Cistrome Cancer is a comprehensive resource for predicted transcription factor (TF) targets and enhancer profiles in cancers. The prediction was from integrative analysis of TCGA expression profiles and public ChIP-seq profiles.
For each transcription factor (TF) expressed in any cancer type, this data resource provides their putative target genes in each cancer type in which the TF is active. Ranking target gene by cancer type and selected sorting items.
Given a cancer type and a TF. Survival curves from the top 25% (red) and bottom 25% (black) cancer patients according to TF expression level. P-value was calculated by Kaplain-Meier log-rank test.
A Venn diagram showing the number of shared target genes between two TFs in any two cancer types can be generated.
In order to obtain robust and consistent cancer types, over 10 thousand TCGA expression profiles (RNA-seq) from all cancer samples were re-clustered using K-means clustering and 29 cancer clusters were retained. As a result, some unambiguous cancer subtypes were separated as different clusters (e.g. BRCA_1 for basal and BRCA_2 for luminal), while some similar cancer types are merged as one cluster and renamed with the representative cancer type with an asterisk (e.g. COAD and READ as COAD_READ*). Cancer type abbreviations were following the TCGA cancer abbreviations (https://tcga-data.nci.nih.gov/tcga/). For simplicity, we refer to the redefined cancer clusters as “cancer types” thereafter.
Target genes for each active TF in each cancer type were predicted from integrative analysis of TCGA molecular profiling data and public TF ChIP-seq data.
1) TF activity: TF activity in each cancer type was assessed by 2 measurements: average expression level (RPKM) and Expression Ratio score. Average expression level (RPKM) was calculated for all tumor samples for each cancer type. The Expression Ratio score of a TF in a cancer type was defined as the fraction of tumor samples in which the TF expression level passes a threshold. The threshold is TF-dependent and defined as the larger value between 1 RPKM (Fig. 2a) and the median expression level of this TF across all tumor samples from all cancer types (Fig. 2b). The Expression Ratio score can reflect the cancer type specificity of TF activities. Target genes were only predicted for active TFs in a cancer type. A TF is active if its Expression Ratio score passes a threshold of 0.25.
2) Candidate target identification by expression correlation: Candidate target genes of each TF in a cancer type were identified as having high expression correlation with the TF across all tumor samples in this cancer type. Using the expression correlations of 1 million randomly selected pairs of genes in a cancer type as a background null distribution, a gene is a candidate target of an active TF if their expression correlation coefficient’s absolute value is ranked top 5% in the null distribution. To eliminate potential confounding effects of CNV, tumor purity, and promoter DNA methylation level on the expression variation across tumor samples, a multiple regression model was constructed for each gene i
Expression(i) ~ Expression(TF), CNV(i), TumorPurityScore(i), DNAme(i)
And genes with significant regression coefficient (under a p-value threshold of 0.01) against the TF expression were further selected as candidate target genes.
3) Target predictability of TF ChIP-seq data: The RP scores on all genes for each ChIP-seq dataset were used to generate a prediction model of the candidate target genes. In order to evaluate whether the TF ChIP-seq data is predictive of candidate target genes, a likelihood ratio test between prediction models using TF ChIP-seq and chromatin input sequencing data and prediction models using only chromatin input sequencing data was performed. 500 chromatin input sequencing datasets were collected in different cell types for the test. The likelihood ratio score is also reported to reflect the prediction power of the TF ChIP-seq data.

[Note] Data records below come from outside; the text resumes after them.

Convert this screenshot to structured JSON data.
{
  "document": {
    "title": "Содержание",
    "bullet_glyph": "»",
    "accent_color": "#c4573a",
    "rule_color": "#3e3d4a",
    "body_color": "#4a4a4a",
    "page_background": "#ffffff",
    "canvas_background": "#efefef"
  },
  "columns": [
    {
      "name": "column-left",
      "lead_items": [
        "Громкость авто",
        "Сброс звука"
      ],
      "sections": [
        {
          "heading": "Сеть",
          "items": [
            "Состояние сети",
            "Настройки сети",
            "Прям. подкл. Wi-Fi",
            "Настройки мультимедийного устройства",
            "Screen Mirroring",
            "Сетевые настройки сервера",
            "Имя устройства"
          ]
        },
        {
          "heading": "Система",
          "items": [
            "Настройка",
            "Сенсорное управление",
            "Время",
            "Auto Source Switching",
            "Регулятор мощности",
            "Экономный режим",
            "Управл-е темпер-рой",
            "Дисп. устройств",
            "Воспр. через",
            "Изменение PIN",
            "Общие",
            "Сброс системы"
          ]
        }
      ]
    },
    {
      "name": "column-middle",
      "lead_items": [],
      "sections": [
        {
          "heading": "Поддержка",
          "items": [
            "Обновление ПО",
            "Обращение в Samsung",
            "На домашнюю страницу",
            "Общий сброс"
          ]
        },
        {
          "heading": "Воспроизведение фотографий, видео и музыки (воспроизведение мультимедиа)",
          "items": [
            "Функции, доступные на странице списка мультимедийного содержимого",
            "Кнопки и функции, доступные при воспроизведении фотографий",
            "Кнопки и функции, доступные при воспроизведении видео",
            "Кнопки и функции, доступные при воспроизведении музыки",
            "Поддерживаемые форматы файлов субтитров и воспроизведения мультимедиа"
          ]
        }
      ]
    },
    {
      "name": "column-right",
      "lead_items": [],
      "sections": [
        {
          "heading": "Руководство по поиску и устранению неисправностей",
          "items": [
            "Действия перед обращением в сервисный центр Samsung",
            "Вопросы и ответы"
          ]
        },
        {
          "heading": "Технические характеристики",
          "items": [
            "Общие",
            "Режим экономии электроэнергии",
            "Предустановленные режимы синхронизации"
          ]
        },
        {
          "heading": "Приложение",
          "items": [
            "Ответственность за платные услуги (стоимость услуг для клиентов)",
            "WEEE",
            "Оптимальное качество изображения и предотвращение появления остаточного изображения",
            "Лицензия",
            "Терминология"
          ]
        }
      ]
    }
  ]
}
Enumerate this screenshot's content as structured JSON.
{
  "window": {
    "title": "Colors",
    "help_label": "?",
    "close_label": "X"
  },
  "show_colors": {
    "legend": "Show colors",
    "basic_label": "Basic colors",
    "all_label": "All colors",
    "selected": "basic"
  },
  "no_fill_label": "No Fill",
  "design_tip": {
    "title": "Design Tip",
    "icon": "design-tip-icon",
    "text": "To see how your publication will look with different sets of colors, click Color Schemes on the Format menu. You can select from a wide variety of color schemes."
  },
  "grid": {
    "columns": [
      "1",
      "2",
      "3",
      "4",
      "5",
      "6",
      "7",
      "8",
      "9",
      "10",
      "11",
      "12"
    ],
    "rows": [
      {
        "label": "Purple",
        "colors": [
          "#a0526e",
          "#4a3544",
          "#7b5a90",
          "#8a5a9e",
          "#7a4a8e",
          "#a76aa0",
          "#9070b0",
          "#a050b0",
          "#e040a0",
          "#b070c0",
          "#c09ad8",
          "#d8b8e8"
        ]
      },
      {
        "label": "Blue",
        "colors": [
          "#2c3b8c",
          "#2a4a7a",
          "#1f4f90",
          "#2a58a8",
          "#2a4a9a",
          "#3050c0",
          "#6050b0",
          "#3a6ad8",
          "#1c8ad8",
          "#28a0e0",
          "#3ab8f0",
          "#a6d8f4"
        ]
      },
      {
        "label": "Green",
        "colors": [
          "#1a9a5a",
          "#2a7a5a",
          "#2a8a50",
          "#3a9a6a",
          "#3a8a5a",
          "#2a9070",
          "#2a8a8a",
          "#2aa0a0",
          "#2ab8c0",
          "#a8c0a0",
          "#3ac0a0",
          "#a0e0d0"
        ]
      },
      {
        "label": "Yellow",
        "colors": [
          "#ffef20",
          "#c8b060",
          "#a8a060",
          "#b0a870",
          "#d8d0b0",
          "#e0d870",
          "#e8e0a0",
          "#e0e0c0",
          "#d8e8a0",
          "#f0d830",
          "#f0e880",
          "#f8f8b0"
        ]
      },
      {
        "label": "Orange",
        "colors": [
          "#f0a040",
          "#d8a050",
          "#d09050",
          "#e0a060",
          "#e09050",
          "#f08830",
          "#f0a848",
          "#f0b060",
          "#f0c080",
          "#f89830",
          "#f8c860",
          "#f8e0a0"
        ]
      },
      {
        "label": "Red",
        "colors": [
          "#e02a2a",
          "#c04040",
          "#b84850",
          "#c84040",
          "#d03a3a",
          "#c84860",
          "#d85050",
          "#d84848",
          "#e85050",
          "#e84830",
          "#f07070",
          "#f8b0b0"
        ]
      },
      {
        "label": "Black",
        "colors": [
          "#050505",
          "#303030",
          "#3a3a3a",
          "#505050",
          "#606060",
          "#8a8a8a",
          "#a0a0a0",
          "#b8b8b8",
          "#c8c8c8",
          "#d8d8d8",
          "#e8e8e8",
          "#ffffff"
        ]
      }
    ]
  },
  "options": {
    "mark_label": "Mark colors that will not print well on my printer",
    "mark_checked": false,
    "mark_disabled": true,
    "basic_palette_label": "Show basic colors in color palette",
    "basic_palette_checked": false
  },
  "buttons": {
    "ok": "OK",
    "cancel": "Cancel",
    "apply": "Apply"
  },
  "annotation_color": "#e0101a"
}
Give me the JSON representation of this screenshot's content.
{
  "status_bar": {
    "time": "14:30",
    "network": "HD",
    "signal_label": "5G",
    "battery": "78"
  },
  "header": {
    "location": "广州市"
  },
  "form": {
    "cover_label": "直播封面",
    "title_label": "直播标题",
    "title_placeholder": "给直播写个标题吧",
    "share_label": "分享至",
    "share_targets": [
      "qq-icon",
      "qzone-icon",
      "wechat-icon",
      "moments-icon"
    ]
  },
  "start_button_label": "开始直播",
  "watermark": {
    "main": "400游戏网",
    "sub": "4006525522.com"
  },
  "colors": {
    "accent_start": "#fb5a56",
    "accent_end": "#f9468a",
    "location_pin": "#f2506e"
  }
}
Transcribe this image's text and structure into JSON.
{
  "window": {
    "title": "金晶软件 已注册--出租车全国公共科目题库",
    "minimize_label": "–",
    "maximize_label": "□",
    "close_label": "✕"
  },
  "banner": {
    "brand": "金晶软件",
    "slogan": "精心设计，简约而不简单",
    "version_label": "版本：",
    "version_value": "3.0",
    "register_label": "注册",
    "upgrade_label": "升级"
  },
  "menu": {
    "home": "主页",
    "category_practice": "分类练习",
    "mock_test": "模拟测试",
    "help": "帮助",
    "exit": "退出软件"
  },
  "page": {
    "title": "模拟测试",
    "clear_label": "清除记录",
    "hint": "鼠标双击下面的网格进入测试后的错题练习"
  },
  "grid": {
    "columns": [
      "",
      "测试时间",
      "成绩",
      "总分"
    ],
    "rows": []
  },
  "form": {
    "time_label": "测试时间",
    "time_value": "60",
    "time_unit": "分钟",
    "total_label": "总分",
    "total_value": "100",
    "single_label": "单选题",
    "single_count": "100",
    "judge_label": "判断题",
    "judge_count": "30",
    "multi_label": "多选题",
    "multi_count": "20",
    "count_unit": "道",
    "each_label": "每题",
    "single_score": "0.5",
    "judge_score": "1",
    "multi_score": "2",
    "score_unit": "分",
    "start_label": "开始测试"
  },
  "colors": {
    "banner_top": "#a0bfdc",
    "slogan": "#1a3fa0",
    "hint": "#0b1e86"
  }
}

4) Target gene identification. Putative target genes of a TF were predicted as both showing high expression correlation and being supported by ChIP-seq derived TF binding information. Using candidate target genes with high expression correlation and RP scores from TF ChIP-seq data, a generalized multiple regression model was used to select informative ChIP-seq datasets. After at most 10 informative ChIP-seq datasets were selected in the model, adjusted RP scores were generated by linear combination using regression coefficients. The final target genes were identified as passing a threshold on the adjusted RP score. The threshold was determined as maximizing the Youden index (sensitivity+specificity−1). The final target gene list was ranked by the rank product between expression correlation and adjusted RP score by default, with the expression correlation and the adjusted RP score percentile represented as the color density and the size of the square, respectively.